Mean, Median & Mode | Mathematics for GCSE/IGCSE - Year 11 PDF Download

Mean, Median & Mode

Why do we have different types of average?

• You'll often hear the phrase "on average" used frequently.
• For instance:
  • Politicians discussing the economy.
  • Sports analysts making assessments.
• However, not all data is numerical.
• For example:
  • The political party people voted for in the last election.
• Even when the data is numerical, some of it can produce misleading outcomes.
• This is why we have three types of averages.

What are the three types of average?

Mean:

• This is typically what is meant by "average."
• It's like an ideal world where everything is shared equally among everyone.
• It is calculated as the total of all values divided by the number of values.
• Problems with the mean arise when there are outliers (unusually high or low values) in the data, which can skew the mean to be higher or lower than the actual pattern in the data.
• A formula for the mean could be represented as: Mean = (Total Amount) / (Number of Data).

Median:

• The median is similar to the word "medium," meaning in the middle.
• It represents the middle value, but the data must be sorted in numerical order first.
• The median is used instead of the mean to avoid the influence of outliers.
• If there is an odd number of values, there is one middle value.
• If there is an even number of values, there are two middle values; the median is the halfway point between these two.
• To find this halfway point, add the two middle values and divide by 2, which is the same as finding the mean of the middle two values.

Mode:

• Mode is used when data is not numerical.
• MOde means the Most Often.
• It is often used for categories like "favorite...," "sold the most," or "most popular."
• Mode is sometimes called the modal value.
• It refers to the value that appears most frequently in the data.
• The mode can also be applied to numerical data.
• If no value occurs more often than the others, there is no mode.
• If two values occur most frequently, the data is bi-modal; whether this is appropriate depends on the context of the data.

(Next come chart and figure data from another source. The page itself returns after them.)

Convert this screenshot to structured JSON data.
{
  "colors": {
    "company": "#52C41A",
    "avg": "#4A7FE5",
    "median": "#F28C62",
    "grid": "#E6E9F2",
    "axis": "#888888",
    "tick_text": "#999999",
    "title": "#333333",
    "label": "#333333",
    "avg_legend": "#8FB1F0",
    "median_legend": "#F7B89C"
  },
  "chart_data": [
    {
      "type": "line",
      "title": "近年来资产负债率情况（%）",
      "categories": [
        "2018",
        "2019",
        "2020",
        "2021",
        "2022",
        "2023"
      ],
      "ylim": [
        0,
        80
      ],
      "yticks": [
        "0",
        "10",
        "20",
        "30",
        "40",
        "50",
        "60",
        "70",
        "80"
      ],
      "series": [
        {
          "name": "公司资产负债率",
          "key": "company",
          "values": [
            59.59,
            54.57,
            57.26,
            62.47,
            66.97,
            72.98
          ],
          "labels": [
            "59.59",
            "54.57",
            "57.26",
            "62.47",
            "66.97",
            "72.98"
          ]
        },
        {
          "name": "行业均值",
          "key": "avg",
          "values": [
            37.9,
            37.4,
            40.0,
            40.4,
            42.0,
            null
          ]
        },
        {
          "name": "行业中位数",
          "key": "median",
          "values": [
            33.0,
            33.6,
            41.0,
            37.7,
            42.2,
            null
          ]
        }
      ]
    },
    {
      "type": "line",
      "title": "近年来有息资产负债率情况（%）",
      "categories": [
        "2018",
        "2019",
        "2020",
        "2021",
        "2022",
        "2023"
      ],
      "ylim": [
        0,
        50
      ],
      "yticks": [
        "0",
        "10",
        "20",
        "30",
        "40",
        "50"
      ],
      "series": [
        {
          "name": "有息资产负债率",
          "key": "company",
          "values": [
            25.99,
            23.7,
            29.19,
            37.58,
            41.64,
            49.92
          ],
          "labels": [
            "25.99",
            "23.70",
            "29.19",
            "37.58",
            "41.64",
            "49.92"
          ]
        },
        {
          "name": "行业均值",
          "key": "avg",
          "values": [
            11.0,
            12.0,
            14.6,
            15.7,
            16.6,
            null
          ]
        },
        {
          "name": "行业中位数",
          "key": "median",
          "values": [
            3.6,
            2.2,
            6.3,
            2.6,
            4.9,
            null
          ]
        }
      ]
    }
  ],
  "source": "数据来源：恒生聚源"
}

Calculations with the Mean

What does calculations with the mean involve?

Because the mean has a formula, you could be asked to use this formula in reverse or in other ways:

• Mean = Total of values ÷ Number of values.
• This formula involves three quantities: the mean, the total of values, and the number of values.
• If you know any two of these quantities, you can find the third one.

What calculations with the mean might I have to do?

Typical questions may ask you to:

• Work backwards from a known mean.
• Combine means from two data sets.

As this involves problem-solving, there may be unique questions you haven't encountered before. It's essential to understand what the mean is, how it works, and what it represents.

How do I solve problems involving calculations with the mean?

• Known mean, unknown data value:
  • This involves working backwards from the mean to find an unknown data value.
  • Let the unknown data value be x.
  • Using the mean formula, set up an equation in terms of x.
  • Rearrange and solve the equation to find x.
• Combined means for two data sets:
  • If you know the mean for two different data sets and want to find the overall mean:
    • Find the total values for both data sets.
    • Divide by the total number of values across both data sets.
  • Alternatively, if you know the overall mean and need to work back to find the mean of one or both data sets, or an unknown data value.
• Others:
  • Due to the problem-solving nature of these questions, there will be some variations in question styles.
  • The above two methods should cover the majority of questions you will encounter.
  • The best way to approach questions involving the mean is to:
    • Write down the quantities you know.
    • Write down the quantities you don't know.
    • Use the mean formula to link the unknown and known values.